Years ago a Japanese acquaintance applied for a green card when her American husband decided to move back to the United States. Someone told her she should not say she once voted for the Japanese Communist Party (JCP) during her interview, otherwise U.S. Immigration would reject it. As far as I know, applicants' voting decisions have never been an issue for the State Department — political party affiliation, maybe — but in any case, the anecdote points out America's reputation for paranoia regarding socialist thought.
Before and during World War II, communists in Japan were persecuted and jailed, but afterward they enjoyed a brief dispensation and flourished in the new democracy.
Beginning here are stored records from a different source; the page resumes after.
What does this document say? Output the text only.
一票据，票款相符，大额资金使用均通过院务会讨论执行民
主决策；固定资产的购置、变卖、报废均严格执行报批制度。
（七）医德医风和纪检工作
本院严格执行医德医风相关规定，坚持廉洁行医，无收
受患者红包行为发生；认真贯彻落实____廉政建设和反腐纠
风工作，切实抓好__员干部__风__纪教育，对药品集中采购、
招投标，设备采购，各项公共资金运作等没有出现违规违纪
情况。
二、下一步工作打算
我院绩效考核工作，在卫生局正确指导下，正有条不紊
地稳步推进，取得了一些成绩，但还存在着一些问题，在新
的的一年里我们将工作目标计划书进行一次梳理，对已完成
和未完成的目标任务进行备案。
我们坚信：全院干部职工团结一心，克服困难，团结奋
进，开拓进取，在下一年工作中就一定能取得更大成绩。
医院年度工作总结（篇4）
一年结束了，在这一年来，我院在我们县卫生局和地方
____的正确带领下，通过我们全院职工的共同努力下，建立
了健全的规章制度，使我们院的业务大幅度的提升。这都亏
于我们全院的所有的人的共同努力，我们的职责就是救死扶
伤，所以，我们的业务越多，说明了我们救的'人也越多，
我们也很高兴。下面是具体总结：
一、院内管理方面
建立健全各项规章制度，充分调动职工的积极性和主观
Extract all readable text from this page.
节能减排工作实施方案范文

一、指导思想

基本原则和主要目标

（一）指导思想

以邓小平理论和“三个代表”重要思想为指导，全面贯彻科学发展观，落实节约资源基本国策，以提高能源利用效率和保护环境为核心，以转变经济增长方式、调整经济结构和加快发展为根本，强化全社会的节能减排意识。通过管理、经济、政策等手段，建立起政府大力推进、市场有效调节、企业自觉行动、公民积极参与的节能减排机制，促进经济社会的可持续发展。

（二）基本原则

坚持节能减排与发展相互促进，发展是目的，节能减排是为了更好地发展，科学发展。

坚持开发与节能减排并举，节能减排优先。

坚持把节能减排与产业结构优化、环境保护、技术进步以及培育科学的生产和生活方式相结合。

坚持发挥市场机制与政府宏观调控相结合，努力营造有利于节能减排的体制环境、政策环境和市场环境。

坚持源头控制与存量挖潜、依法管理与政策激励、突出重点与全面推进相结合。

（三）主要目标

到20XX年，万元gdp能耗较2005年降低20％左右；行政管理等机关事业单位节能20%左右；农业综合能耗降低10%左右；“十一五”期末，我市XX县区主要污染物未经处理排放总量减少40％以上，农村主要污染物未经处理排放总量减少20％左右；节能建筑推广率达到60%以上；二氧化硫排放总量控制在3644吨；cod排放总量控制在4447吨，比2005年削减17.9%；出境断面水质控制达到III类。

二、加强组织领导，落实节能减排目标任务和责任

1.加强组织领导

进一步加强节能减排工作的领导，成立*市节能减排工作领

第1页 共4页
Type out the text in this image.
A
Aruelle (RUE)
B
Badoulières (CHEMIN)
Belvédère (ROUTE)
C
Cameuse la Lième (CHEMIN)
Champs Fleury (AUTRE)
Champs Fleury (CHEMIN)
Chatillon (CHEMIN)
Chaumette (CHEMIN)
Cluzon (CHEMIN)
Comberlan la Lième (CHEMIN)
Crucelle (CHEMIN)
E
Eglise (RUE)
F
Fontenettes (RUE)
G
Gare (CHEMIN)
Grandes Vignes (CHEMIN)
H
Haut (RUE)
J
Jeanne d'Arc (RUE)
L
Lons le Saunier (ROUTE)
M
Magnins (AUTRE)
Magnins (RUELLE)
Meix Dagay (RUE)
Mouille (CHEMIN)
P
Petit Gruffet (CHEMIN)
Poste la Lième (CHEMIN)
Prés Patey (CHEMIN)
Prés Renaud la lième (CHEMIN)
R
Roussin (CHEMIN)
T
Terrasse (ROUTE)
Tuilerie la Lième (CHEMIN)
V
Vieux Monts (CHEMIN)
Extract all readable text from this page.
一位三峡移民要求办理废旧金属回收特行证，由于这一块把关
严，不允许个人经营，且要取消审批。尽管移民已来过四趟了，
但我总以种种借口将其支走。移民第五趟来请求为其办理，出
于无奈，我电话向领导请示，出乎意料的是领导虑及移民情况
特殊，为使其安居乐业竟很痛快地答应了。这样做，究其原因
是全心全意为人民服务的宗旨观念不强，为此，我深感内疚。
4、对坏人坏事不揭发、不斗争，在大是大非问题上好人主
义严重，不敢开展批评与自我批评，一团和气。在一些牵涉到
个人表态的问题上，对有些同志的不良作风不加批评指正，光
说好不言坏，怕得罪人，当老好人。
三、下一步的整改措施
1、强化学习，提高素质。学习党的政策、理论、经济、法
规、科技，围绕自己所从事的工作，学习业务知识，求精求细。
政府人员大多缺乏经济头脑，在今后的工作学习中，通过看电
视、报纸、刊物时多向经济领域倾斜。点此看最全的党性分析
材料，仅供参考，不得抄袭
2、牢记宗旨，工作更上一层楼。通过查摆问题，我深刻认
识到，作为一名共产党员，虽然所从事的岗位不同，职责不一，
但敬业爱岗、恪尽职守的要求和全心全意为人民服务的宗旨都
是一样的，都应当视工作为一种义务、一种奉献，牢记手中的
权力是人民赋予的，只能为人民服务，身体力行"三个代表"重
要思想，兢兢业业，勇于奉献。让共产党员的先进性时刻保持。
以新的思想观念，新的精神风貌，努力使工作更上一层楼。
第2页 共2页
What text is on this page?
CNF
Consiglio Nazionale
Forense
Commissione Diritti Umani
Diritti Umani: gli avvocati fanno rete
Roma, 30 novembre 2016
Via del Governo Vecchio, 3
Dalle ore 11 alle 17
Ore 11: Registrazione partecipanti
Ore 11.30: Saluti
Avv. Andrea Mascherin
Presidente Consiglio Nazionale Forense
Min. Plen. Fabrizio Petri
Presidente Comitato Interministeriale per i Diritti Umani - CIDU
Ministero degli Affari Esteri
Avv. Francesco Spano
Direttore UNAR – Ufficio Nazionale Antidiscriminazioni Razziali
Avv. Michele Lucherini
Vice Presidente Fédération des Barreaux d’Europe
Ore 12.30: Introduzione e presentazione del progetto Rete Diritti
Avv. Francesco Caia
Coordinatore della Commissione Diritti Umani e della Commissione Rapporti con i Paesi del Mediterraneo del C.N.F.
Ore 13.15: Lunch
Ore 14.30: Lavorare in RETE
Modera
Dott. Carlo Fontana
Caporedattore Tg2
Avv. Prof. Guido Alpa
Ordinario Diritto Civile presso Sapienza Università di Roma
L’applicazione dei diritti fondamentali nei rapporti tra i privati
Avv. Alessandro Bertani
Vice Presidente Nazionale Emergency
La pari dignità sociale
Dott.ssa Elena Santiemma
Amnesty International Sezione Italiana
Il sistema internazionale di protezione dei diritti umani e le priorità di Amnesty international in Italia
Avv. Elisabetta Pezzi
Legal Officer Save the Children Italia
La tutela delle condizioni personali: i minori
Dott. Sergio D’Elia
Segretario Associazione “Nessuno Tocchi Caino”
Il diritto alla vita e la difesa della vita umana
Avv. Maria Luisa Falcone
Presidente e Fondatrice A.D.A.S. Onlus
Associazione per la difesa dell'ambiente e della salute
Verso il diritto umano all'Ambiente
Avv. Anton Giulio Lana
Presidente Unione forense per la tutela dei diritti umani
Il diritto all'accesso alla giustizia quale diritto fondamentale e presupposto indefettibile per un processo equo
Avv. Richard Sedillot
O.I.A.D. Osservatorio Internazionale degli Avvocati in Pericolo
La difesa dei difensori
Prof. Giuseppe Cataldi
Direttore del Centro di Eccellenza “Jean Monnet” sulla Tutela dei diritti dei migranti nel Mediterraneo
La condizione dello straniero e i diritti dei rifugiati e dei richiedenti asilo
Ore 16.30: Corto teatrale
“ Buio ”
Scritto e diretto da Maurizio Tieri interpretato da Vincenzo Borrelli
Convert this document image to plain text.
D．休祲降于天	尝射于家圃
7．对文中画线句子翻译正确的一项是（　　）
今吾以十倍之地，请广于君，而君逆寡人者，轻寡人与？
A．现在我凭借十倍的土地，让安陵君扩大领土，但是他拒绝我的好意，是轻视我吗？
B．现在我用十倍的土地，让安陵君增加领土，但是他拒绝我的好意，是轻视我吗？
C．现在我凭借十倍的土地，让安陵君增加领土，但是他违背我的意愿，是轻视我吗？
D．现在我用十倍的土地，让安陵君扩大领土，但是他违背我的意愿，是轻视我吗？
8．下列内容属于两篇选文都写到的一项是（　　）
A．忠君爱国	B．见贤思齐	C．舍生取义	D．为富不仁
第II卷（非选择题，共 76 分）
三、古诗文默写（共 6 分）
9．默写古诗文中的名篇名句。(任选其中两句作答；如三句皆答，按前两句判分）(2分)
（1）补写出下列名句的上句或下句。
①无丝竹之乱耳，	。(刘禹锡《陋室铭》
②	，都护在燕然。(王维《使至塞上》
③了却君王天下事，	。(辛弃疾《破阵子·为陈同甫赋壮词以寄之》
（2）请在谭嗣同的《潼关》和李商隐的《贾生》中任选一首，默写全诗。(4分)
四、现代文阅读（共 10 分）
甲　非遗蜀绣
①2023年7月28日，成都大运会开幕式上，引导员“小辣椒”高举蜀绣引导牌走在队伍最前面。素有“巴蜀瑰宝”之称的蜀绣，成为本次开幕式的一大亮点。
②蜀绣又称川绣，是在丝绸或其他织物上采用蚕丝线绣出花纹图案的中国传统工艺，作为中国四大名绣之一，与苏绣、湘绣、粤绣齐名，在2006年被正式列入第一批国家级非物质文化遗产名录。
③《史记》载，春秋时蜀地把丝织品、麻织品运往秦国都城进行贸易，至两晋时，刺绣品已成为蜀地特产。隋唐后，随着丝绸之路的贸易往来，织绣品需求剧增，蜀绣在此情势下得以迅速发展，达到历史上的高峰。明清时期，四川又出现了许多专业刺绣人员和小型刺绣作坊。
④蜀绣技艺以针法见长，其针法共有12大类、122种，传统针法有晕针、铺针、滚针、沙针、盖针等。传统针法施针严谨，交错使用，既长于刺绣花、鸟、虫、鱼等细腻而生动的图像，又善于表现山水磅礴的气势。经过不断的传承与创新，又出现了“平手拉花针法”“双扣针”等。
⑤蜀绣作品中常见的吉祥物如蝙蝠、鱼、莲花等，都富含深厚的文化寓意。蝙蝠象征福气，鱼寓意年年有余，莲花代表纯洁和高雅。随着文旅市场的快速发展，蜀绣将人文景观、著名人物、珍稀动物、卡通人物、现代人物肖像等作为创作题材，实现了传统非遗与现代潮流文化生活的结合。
As Japan aligned more strongly with the U.S. during the Cold War, avowed communists and fellow travelers fell out of favor, and more radical adherents found themselves in the sights of the police, but until the late 1970s the Japanese Communist Party was a force in national politics, helped to a certain extent by the sentimental attachment boomers formed with Soviet culture during their college years. Many still know all the words to popular Russian folk songs.
The JCP has always been known for its idealism. In the early '60s its aims were to abolish the emperor system and dismantle the Self-Defense Forces. According to political writer Hideyo Fudesaka in the April 29 Tokyo Shimbun, the JCP "only formulates policies that have no chance of being realized," giving as an example its unconditional opposition to the consumption tax. Others interviewed in the same article contend this is not necessarily a bad thing, since right now the main opposition is the Democratic Party of Japan, which accepts most of the ruling Liberal Democratic Party's policies. The JCP, by opposing everything the LDP proposes, provides much-needed rebuttals to those proposals.